Regardless of the sample format of the WAV file itself, the data is always returned as floating-point.

### Writing

```javascript
ndarrayWav.write('output.wav', ndSamples, format, function (error) {...});
```

In the `write()` method, `format` is optional. If omitted, it defaults to 44100Hz. 16-bit audio.

The structure of `format` is the same as `chunkMap.fmt` when you read:

```javascript
var format = {
sampleRate: 44100,
format: 1, // 1 is the default "linear" format (two's complement integer), 3 is floating-point.
bitsPerSample: 16, //
extraChunks: {...}
};
```

All properties are optional.

## What's all this about "chunks"?

WAV files are organised into chunks. Each is labelled with a four-character ID - the main ones are `"fmt "` and `"data"`.

When reading, this ID is stripped of whitespace and placed in `chunkMap` (second argument in callback). Additionally, `chunkArr` is an array that holds the same chunks in the order they appeared in the file (where each entry has two keys `"id"` and `"data"`).

There are built-in parsers for `fmt` and `data` chunks. This means that the format will always be available (parsed) as `chunkMap.fmt`, and the wave data is in `chunkMap.data`.

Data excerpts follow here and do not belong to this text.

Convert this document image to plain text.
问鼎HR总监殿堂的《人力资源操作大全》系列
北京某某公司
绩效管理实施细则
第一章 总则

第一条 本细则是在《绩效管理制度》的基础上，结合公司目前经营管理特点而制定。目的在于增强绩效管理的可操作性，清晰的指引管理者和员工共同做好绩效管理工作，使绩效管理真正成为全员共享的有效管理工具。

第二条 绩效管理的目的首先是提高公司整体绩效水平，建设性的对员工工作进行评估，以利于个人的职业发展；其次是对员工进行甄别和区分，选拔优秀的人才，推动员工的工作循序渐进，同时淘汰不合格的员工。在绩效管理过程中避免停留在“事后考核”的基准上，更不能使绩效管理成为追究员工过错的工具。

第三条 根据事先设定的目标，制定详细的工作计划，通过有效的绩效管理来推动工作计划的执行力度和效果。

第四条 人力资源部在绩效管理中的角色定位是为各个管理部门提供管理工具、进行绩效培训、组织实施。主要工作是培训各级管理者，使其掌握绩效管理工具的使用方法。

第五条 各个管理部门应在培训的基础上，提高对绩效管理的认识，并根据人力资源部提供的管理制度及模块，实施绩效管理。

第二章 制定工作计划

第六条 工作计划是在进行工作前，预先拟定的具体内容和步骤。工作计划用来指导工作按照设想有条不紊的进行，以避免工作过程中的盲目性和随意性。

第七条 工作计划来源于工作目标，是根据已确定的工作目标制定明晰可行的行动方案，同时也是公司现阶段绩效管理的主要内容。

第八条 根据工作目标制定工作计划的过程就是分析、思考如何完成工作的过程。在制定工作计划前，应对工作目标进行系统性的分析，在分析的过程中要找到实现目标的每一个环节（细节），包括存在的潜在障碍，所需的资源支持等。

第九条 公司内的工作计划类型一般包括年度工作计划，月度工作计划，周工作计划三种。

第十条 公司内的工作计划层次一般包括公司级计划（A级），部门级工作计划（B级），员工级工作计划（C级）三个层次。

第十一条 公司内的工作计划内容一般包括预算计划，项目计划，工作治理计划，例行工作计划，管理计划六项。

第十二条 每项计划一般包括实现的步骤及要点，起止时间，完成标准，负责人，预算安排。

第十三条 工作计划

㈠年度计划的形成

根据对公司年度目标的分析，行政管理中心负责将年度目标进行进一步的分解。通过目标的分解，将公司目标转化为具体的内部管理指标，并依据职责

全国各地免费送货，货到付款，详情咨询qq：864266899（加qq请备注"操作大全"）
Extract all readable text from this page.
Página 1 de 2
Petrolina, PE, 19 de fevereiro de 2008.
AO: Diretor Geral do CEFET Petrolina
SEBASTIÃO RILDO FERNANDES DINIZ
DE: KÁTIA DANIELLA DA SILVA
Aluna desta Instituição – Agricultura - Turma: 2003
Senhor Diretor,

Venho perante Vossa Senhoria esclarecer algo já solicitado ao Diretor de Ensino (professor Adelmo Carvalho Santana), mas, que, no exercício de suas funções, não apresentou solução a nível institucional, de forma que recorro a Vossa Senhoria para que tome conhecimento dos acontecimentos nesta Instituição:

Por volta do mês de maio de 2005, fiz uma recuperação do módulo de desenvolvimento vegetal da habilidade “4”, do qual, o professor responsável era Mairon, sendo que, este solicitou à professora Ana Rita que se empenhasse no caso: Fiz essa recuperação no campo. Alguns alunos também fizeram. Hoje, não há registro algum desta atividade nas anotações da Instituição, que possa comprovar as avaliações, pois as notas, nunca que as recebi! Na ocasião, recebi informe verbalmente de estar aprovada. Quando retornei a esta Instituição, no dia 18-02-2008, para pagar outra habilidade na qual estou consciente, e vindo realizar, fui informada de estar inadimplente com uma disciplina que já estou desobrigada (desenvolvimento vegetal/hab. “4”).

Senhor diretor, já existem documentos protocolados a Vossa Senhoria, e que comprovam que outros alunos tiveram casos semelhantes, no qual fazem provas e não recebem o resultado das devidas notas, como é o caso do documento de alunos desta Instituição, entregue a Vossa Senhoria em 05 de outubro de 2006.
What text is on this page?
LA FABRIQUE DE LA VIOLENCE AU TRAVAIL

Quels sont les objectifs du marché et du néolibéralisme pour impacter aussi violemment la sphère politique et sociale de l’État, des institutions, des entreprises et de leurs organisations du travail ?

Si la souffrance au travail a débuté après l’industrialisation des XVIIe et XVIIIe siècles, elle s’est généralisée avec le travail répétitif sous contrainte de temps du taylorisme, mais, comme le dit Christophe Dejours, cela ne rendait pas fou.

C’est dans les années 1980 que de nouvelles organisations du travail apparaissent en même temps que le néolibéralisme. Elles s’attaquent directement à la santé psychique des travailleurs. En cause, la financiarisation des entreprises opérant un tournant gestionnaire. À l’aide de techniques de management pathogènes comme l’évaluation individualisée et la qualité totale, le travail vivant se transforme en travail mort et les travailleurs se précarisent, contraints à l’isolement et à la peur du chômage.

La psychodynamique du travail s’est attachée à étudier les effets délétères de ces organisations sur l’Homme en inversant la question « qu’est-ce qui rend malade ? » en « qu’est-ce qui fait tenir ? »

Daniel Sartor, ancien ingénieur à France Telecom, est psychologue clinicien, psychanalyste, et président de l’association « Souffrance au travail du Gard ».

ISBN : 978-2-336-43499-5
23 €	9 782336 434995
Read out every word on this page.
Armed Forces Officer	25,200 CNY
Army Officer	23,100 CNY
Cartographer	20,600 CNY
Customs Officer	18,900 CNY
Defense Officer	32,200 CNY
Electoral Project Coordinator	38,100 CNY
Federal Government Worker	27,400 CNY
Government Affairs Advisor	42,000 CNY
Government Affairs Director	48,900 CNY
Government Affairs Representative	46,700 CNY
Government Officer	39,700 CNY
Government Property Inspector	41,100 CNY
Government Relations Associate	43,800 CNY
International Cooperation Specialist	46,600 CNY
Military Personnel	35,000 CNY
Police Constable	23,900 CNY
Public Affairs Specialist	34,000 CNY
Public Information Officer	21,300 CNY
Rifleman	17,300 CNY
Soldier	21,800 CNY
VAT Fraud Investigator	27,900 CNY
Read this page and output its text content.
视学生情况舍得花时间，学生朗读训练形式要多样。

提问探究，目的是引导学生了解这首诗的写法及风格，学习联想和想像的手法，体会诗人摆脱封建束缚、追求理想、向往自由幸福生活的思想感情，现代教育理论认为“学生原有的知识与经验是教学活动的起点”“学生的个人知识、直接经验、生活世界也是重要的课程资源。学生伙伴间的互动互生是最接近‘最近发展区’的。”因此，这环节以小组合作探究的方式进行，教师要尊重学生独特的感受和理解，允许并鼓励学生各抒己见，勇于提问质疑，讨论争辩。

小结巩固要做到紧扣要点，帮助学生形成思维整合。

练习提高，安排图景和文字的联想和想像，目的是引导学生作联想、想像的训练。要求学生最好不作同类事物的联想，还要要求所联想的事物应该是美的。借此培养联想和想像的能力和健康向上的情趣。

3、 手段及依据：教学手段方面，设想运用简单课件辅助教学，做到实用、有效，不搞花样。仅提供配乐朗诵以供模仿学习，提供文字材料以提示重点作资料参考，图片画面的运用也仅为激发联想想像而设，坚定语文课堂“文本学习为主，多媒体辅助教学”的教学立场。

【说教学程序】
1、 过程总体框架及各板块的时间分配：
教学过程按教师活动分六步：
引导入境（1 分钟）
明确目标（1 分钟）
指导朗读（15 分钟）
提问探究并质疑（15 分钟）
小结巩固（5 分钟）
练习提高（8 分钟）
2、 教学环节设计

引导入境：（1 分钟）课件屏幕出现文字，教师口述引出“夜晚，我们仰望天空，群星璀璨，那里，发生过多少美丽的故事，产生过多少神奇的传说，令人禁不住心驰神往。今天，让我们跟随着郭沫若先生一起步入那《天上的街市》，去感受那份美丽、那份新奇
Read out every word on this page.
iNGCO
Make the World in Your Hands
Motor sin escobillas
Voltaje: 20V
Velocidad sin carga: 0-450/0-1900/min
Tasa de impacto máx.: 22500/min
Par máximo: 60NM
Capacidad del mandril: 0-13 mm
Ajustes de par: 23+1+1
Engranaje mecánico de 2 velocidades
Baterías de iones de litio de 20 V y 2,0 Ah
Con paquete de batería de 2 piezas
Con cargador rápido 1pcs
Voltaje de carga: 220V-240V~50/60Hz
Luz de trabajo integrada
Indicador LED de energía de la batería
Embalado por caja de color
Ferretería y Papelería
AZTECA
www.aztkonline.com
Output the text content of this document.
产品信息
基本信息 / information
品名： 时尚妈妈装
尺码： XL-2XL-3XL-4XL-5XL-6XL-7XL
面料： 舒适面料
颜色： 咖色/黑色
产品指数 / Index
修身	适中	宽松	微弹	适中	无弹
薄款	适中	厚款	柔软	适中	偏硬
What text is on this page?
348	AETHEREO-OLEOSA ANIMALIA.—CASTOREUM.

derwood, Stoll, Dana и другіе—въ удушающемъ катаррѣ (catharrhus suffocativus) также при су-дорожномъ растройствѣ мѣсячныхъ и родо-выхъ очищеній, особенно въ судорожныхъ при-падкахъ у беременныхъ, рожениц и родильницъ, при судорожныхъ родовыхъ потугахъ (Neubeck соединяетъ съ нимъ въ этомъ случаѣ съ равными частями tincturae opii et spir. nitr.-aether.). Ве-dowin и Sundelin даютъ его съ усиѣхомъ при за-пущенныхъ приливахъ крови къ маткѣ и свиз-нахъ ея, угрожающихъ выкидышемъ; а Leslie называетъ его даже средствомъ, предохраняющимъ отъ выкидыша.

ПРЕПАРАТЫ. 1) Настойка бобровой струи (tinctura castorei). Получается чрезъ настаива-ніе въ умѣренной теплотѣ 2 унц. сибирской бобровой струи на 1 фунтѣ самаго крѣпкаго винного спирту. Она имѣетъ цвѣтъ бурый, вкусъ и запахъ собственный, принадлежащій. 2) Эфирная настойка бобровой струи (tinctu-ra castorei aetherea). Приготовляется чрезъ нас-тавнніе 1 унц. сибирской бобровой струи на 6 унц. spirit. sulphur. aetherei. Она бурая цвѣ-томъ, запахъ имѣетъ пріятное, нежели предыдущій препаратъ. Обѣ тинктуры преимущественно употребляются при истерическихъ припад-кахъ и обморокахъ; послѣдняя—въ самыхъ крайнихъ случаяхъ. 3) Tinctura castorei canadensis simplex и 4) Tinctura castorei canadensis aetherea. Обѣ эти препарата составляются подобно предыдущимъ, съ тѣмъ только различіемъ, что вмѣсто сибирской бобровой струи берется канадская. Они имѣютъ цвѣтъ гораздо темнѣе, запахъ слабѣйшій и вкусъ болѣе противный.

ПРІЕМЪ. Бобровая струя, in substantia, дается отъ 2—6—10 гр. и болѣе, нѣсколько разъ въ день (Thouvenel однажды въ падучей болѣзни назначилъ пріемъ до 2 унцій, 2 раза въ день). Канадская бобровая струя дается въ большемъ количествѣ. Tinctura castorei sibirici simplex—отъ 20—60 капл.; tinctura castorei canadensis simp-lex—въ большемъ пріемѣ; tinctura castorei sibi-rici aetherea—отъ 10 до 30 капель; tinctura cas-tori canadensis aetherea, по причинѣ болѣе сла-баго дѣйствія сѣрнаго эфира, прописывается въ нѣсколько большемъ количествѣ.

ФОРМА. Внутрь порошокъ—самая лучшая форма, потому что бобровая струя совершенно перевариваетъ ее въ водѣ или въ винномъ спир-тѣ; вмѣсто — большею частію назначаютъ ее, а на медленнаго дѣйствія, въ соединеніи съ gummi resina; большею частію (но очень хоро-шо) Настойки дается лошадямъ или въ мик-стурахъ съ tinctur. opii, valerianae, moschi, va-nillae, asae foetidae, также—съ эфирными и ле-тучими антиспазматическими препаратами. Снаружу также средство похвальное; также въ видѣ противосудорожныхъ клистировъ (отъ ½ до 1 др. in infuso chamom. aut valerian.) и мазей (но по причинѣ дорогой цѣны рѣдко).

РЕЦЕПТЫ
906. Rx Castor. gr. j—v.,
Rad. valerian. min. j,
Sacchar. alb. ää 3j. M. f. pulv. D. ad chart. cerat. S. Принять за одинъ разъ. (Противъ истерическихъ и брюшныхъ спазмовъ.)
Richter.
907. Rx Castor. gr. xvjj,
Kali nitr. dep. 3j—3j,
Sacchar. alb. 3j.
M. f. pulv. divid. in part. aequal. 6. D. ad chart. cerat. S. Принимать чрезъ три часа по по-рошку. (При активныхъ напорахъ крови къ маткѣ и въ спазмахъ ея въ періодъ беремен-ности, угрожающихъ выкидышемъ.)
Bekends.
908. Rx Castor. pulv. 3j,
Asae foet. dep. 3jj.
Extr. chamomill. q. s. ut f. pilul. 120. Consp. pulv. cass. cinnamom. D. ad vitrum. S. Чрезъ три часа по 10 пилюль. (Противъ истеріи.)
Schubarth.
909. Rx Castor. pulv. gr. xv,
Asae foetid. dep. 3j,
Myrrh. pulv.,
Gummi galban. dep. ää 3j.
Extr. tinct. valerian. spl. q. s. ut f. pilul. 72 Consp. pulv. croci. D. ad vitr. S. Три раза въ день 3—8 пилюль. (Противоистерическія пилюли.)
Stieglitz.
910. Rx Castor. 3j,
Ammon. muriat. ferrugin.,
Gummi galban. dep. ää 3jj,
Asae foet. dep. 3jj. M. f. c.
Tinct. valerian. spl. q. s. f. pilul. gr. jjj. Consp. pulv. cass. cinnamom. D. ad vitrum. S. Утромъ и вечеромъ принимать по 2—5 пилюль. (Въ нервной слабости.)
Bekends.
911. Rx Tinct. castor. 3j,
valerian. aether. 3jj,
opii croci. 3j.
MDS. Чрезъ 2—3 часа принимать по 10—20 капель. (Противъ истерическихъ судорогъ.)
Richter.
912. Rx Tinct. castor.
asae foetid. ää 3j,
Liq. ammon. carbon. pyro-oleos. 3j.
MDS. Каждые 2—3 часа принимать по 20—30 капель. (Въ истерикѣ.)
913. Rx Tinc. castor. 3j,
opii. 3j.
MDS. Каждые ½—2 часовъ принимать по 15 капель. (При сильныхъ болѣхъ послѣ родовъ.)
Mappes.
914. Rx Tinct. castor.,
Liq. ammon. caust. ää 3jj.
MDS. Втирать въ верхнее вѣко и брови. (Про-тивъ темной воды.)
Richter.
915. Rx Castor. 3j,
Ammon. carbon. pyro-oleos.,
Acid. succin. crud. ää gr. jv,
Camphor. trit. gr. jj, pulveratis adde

When writing `extraChunks` can contain additional chunks to write (e.g. `bext`). It can be an object (like `chunkMap`) that maps IDs to Buffers, or if order is important it can be an array (like `chunkArr`).

### Chunk parsers

You can add parsers for particular types of chunk (e.g. `bext` for the broadcast-extension chunk). It works like this:

```javascript
ndarrayWav.addChunkParser('bext', function (buffer) {
return buffer.toString('ascii');
});
```

You can register more than one parser for a particular type of chunk. If you return something true-ish, then it stops, otherwise it continues. Parsers are tried in reverse order (most recently-registered first).

This is actually the mechanism that is used to parse the format and wave data (`fmt` and `data`).